What to Do After a Data Breach
If you’re unlucky enough to be caught in a data breach, you should select the “resolve this breach” button in Firefox monitor and check exactly what types of data have been compromised. Some data you can’t change, for example if your date of birth has been leaked, you obviously can’t change it.
However, wherever possible you should change any compromised information. That means usernames, passwords and credit card numbers at the very least.
It’s important to be vigilant not only about potential access to your accounts, but other ways your information can be used against you. You may be targeted for spear phishing, which is a type of attack where your personal info is used to fool you.
The attacker may pose as someone you know and trick you into giving away access to your bank account or have you pay money over into their account. You may also be targeted as a way to get into the information of the company you work for or some other indirect target accessible through your connections.

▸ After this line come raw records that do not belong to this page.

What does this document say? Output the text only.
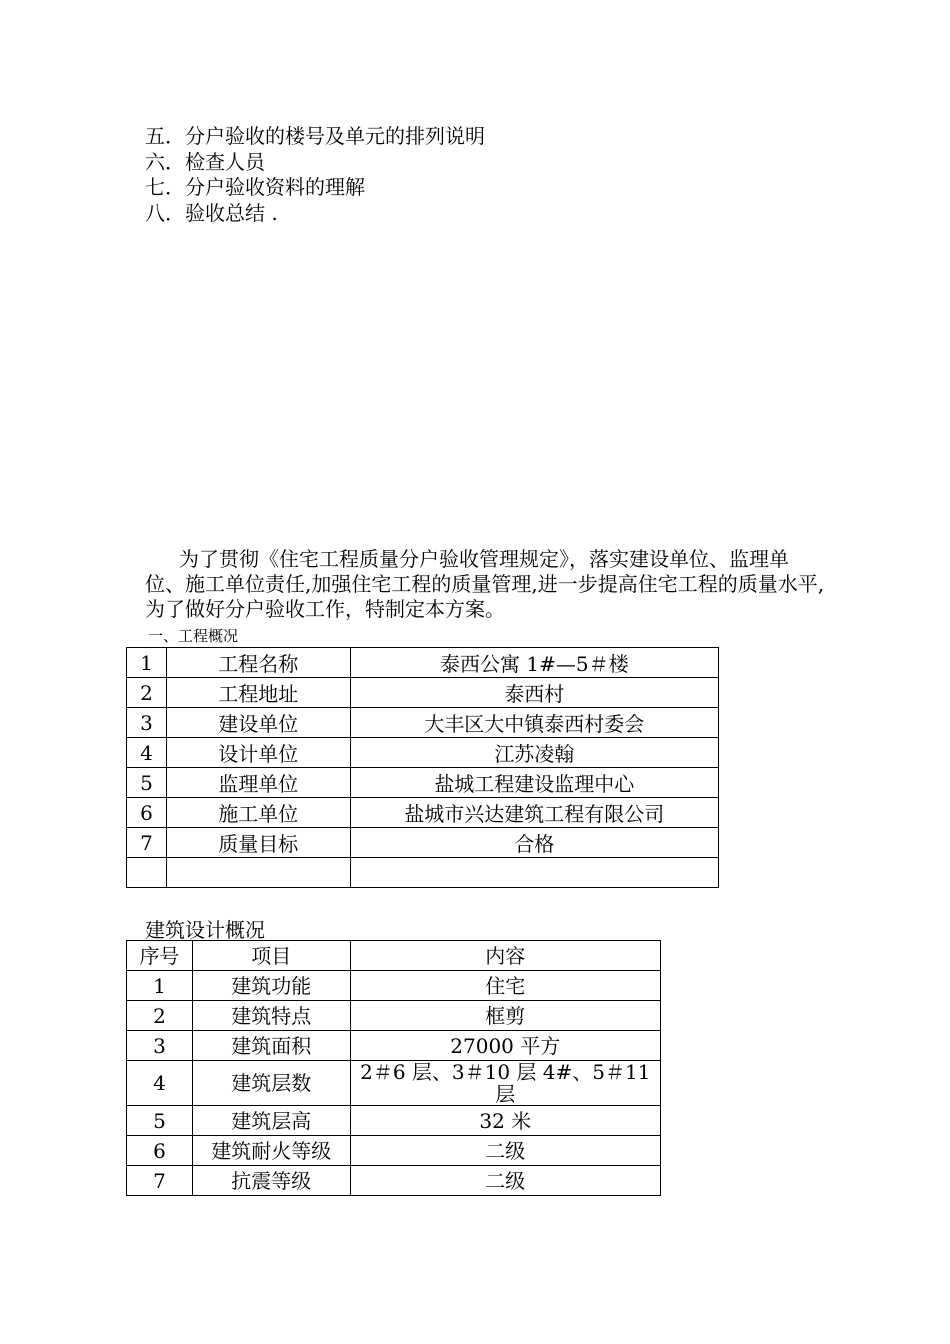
五．分户验收的楼号及单元的排列说明
六．检查人员
七．分户验收资料的理解
八．验收总结 .

为了贯彻《住宅工程质量分户验收管理规定》，落实建设单位、监理单位、施工单位责任,加强住宅工程的质量管理,进一步提高住宅工程的质量水平,为了做好分户验收工作，特制定本方案。

一、工程概况
1	工程名称	泰西公寓 1#—5＃楼
2	工程地址	泰西村
3	建设单位	大丰区大中镇泰西村委会
4	设计单位	江苏凌翰
5	监理单位	盐城工程建设监理中心
6	施工单位	盐城市兴达建筑工程有限公司
7	质量目标	合格

建筑设计概况
序号	项目	内容
1	建筑功能	住宅
2	建筑特点	框剪
3	建筑面积	27000 平方
4	建筑层数	2＃6 层、3＃10 层 4#、5＃11 层
5	建筑层高	32 米
6	建筑耐火等级	二级
7	抗震等级	二级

When you’ve been part of a data breach where personal information has been stolen, you should also look out for signs of identity theft, such as notifications that credit applications have been filed in your name.
Don’t Panic
That’s how the information provided by Firefox Monitor can protect your login details and help you prevent damage from private data that’s already been lost in old breaches. It can be scary to receive an email telling you that your information has been compromised, but the most important thing to do is avoid panic.
Look through the details of the breach carefully and systematically, then decide what specific countermeasures are right for the types of information that have been stolen. With a few key steps, as outlined above, you’re most likely going to be just fine.